A developer’s plan to build a four-story, 112-room hotel along a stretch of Higgins Road in Park Ridge has moved another step forward, though the project is still far from a done deal.
The Park Ridge City Council on Sept. 3 voted 4-2 to approve a special-use permit for the planned development of a hotel at 1440 Higgins Road, the site of Mr. K Garden and Material Center. Fifth Ward Ald. Charlie Melidosian and 6th Ward Ald. Marc Mazzuca voted against the project, and 4th Ward Ald. Roger Shubert, who had voted “no” on the first reading last month, was absent.
Mazzuca, who has objected to the height of the building and the number of on-site parking spaces proposed, attempted to postpone the final vote until November when an economic feasibility study is closer to completion, but the motion failed to received support from a majority of the council.
“We’re dealing with decisions that have multi-million-dollar impacts tonight if we say yes,” Mazzuca said. “I think there is more information we can have as a result of the feasibility study.”
But City Manager Joe Gilmore said he did not believe the study would provide aldermen with any information related to their vote on the development plans.
“It’s really related to financial incentives, if they are warranted and the degree to which is up to the council,” Gilmore said of the economic feasibility study. “I don’t think it relates to this conversation.”
Shubert, who said he was out of town on business and unable to participate in the Sept. 3 City Council meeting, said he has not decided if he will request a reconsideration of the council’s vote during the next regular meeting.
The plan that was approved calls for a 49-foot roofline, which is 9 feet higher than what the city’s zoning ordinance allows, the City Council was told. Additionally, a portion of the roof will contain a structure that covers mechanical equipment, with the highest point at 61.5 feet, according to a memo from city staff.
The name of the potential hotel brand has not been shared with the city.

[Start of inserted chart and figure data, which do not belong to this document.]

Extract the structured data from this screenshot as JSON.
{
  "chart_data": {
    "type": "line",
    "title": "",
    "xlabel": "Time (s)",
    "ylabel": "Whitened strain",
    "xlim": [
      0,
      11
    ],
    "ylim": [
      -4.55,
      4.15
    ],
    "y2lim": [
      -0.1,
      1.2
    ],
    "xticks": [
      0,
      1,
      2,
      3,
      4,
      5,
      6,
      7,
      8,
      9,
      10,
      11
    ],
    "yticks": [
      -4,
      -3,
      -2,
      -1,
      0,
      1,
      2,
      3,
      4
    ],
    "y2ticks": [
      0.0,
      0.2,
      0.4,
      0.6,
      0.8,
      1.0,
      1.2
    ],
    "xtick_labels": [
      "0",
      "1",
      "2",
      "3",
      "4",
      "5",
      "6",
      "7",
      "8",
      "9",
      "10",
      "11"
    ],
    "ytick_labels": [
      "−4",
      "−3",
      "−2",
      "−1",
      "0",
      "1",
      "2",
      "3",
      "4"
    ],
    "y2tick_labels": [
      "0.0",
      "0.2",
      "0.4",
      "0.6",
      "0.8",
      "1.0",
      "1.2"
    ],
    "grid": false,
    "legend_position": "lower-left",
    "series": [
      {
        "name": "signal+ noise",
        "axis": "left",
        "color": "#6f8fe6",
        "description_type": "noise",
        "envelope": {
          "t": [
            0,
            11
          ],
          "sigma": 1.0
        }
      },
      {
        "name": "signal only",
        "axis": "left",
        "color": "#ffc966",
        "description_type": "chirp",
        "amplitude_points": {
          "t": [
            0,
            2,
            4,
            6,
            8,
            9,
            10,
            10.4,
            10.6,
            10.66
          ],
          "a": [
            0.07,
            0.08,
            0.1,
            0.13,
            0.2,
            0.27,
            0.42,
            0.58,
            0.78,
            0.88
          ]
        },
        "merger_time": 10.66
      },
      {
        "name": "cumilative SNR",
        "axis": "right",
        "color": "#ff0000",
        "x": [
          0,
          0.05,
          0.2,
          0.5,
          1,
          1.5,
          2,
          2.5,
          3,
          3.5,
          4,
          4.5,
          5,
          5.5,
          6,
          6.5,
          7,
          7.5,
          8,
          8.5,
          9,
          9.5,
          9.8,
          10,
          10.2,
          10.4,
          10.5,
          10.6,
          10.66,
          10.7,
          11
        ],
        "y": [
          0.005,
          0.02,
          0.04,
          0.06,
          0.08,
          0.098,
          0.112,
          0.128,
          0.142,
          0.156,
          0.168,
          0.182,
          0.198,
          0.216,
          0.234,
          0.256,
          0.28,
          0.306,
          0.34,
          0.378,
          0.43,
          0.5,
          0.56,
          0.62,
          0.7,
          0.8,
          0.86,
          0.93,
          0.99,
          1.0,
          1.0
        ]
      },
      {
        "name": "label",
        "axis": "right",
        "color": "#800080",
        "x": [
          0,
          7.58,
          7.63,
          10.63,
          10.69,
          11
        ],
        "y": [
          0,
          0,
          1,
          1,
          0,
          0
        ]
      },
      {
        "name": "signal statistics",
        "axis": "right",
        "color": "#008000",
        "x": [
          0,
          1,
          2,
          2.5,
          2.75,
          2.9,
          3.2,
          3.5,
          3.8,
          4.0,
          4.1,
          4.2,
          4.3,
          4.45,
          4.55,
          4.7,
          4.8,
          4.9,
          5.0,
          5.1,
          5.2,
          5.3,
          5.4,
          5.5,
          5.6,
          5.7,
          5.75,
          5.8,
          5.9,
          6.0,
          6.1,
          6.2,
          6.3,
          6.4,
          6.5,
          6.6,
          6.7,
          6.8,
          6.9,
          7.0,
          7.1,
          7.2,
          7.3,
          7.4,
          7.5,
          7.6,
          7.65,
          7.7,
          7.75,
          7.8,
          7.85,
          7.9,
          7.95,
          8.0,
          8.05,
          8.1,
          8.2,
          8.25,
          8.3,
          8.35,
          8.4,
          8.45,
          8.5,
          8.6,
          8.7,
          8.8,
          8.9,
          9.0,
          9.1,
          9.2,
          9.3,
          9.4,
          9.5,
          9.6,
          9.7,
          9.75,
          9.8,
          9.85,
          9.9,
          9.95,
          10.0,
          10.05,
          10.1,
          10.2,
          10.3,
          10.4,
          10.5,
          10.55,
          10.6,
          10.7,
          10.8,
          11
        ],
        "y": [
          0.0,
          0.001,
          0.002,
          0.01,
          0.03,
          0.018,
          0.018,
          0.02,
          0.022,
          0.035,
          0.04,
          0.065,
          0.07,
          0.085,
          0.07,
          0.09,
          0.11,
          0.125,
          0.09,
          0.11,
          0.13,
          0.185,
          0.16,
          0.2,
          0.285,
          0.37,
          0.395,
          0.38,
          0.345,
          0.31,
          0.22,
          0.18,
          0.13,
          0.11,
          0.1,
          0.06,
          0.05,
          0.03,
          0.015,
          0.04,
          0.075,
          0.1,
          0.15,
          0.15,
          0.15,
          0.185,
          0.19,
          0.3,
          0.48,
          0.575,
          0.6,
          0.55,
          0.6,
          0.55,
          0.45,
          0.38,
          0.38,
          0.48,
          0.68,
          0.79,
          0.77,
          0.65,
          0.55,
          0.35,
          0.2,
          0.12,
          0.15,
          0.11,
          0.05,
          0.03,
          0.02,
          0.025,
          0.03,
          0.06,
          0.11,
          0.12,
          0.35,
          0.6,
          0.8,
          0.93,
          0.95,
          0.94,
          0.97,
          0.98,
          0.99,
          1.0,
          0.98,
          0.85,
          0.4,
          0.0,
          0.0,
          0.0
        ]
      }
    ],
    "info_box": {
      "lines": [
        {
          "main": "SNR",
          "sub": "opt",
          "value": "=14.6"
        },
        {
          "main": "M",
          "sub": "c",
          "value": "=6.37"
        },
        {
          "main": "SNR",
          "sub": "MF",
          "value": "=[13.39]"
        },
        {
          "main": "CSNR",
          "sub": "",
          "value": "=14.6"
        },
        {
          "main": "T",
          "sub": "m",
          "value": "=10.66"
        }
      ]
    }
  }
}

The property will include an indoor swimming pool, but not a full-service restaurant, Brown said. The developer has also proposed a parking lot with 100 spaces, which is 40 fewer than the city’s zoning laws require, and the developer has agreed to dedicate to the city 10 feet of land on the north end of the property in order for Peterson Avenue to be widened. There will not be access from the hotel property to Peterson Avenue, as the only entrances will be along Higgins, the development team has indicated.
Mazzuca called for more on-site parking to be provided.

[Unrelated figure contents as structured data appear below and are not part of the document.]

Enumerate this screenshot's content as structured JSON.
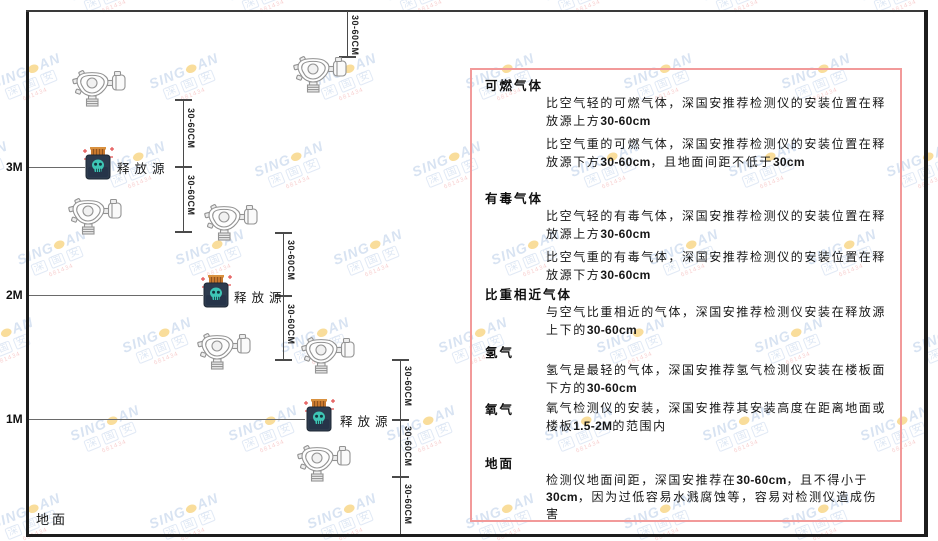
{
  "watermark": {
    "brand_left": "SING",
    "brand_right": "AN",
    "cjk_chars": [
      "深",
      "国",
      "安"
    ],
    "subtext": "681434",
    "brand_color": "#b9cde8",
    "dot_color": "#f5c24a",
    "subtext_color": "#f2a8a8"
  },
  "diagram": {
    "ground_label": "地面",
    "height_labels": [
      {
        "label": "3M"
      },
      {
        "label": "2M"
      },
      {
        "label": "1M"
      }
    ],
    "dimension_label": "30-60CM",
    "release_source_label": "释放源",
    "colors": {
      "frame": "#1d1d1d",
      "dimension_line": "#4a4a4a",
      "source_body": "#2d3b4e",
      "source_cap": "#c8782e",
      "source_face": "#3ec5b5",
      "sparkle": "#e35050",
      "detector_outline": "#939393"
    }
  },
  "panel": {
    "border_color": "#f29a9a",
    "sections": [
      {
        "key": "combustible-gas",
        "heading": "可燃气体",
        "paragraphs": [
          [
            {
              "t": "比空气轻的可燃气体，深国安推荐检测仪的安装位置在释放源上方"
            },
            {
              "t": "30-60cm",
              "b": true
            }
          ],
          [
            {
              "t": "比空气重的可燃气体，深国安推荐检测仪的安装位置在释放源下方"
            },
            {
              "t": "30-60cm",
              "b": true
            },
            {
              "t": "，且地面间距不低于"
            },
            {
              "t": "30cm",
              "b": true
            }
          ]
        ]
      },
      {
        "key": "toxic-gas",
        "heading": "有毒气体",
        "paragraphs": [
          [
            {
              "t": "比空气轻的有毒气体，深国安推荐检测仪的安装位置在释放源上方"
            },
            {
              "t": "30-60cm",
              "b": true
            }
          ],
          [
            {
              "t": "比空气重的有毒气体，深国安推荐检测仪的安装位置在释放源下方"
            },
            {
              "t": "30-60cm",
              "b": true
            }
          ]
        ]
      },
      {
        "key": "similar-density-gas",
        "heading": "比重相近气体",
        "paragraphs": [
          [
            {
              "t": "与空气比重相近的气体，深国安推荐检测仪安装在释放源上下的"
            },
            {
              "t": "30-60cm",
              "b": true
            }
          ]
        ]
      },
      {
        "key": "hydrogen",
        "heading": "氢气",
        "paragraphs": [
          [
            {
              "t": "氢气是最轻的气体，深国安推荐氢气检测仪安装在楼板面下方的"
            },
            {
              "t": "30-60cm",
              "b": true
            }
          ]
        ]
      },
      {
        "key": "oxygen",
        "heading": "氧气",
        "inline": true,
        "paragraphs": [
          [
            {
              "t": "氧气检测仪的安装，深国安推荐其安装高度在距离地面或楼板"
            },
            {
              "t": "1.5-2M",
              "b": true
            },
            {
              "t": "的范围内"
            }
          ]
        ]
      },
      {
        "key": "ground",
        "heading": "地面",
        "paragraphs": [
          [
            {
              "t": "检测仪地面间距，深国安推荐在"
            },
            {
              "t": "30-60cm",
              "b": true
            },
            {
              "t": "，且不得小于"
            },
            {
              "t": "30cm",
              "b": true
            },
            {
              "t": "，因为过低容易水溅腐蚀等，容易对检测仪造成伤害"
            }
          ]
        ]
      }
    ]
  }
}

“Without off-street parking to fully accommodate peak volume at the hotel, the most likely scenario is that the already difficult parking situation in the Peterson Avenue area will only get worse as hotel employees and guests park in the residential area north of the hotel,” Mazzuca said.
Zio Pekovic of Scarlett Hotel Group, a member of the development team, indicated that the parking spaces will be adequate, as it is “very rare to see a hotel parking at 100 percent occupancy.” A portion of guests will be taking shuttles or ride-share services to the hotel, and the building itself will not always be at full occupancy, Pekovic said.

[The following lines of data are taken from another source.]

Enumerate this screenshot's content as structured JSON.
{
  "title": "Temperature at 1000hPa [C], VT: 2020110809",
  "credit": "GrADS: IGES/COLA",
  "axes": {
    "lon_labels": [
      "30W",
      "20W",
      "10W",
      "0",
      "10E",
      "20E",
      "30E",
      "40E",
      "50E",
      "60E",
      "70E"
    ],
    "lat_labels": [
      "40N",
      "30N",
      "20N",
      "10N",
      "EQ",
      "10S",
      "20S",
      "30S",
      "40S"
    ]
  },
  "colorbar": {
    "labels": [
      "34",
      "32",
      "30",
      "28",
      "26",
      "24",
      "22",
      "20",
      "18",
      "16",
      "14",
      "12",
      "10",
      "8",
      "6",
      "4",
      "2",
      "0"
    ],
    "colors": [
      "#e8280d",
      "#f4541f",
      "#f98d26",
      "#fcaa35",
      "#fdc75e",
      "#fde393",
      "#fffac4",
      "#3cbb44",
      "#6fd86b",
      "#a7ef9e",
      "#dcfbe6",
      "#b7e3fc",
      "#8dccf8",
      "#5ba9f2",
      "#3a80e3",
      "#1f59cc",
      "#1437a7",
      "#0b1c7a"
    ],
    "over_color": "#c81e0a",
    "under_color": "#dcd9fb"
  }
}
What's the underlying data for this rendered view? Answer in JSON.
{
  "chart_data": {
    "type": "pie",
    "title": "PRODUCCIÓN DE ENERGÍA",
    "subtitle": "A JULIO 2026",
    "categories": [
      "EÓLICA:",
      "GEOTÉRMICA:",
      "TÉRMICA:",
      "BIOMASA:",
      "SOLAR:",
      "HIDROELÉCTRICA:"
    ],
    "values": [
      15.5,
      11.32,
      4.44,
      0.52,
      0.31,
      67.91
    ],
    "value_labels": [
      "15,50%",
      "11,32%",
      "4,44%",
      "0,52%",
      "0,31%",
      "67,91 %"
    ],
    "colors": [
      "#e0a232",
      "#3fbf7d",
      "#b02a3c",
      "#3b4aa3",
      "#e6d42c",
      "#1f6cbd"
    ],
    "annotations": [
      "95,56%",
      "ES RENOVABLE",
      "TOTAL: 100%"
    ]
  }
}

“On average, our occupancy year-round is going to be at 70 percent,” he said.
The developer must now submit a final, more detailed development plan to the city, and this plan must receive approval from the Park Ridge Planning and Zoning Commission and City Council before it can move forward, said Jim Brown, director of community preservation and development for the city.
The final plan must follow the preliminary plans that were approved for the project, Brown said.
The development team has requested several economic incentives from the city in exchange for building the hotel, but the City Council has not taken action regarding these requests. Before considering any incentives, city staff have hired Hotel Appraisers and Advisors LLC to conduct the feasibility study of a 112-room hotel on the site, Brown said.
The study will look at things like supply and demand, projected occupancy rates, projected revenue per each available room, projected property and hotel taxes the city may collect, and hotel industry trends, Brown said. There will also be a review of the developer’s financials and financial statements from “comparable hotels” not associated with the development team, he said.
In 2017, 19 townhouses were proposed for the 2.19-acre Mr. K Garden and Material Center property, but the Park Ridge Planning and Zoning Commission voted down the request following concerns that more housing will impact area schools by generating more students.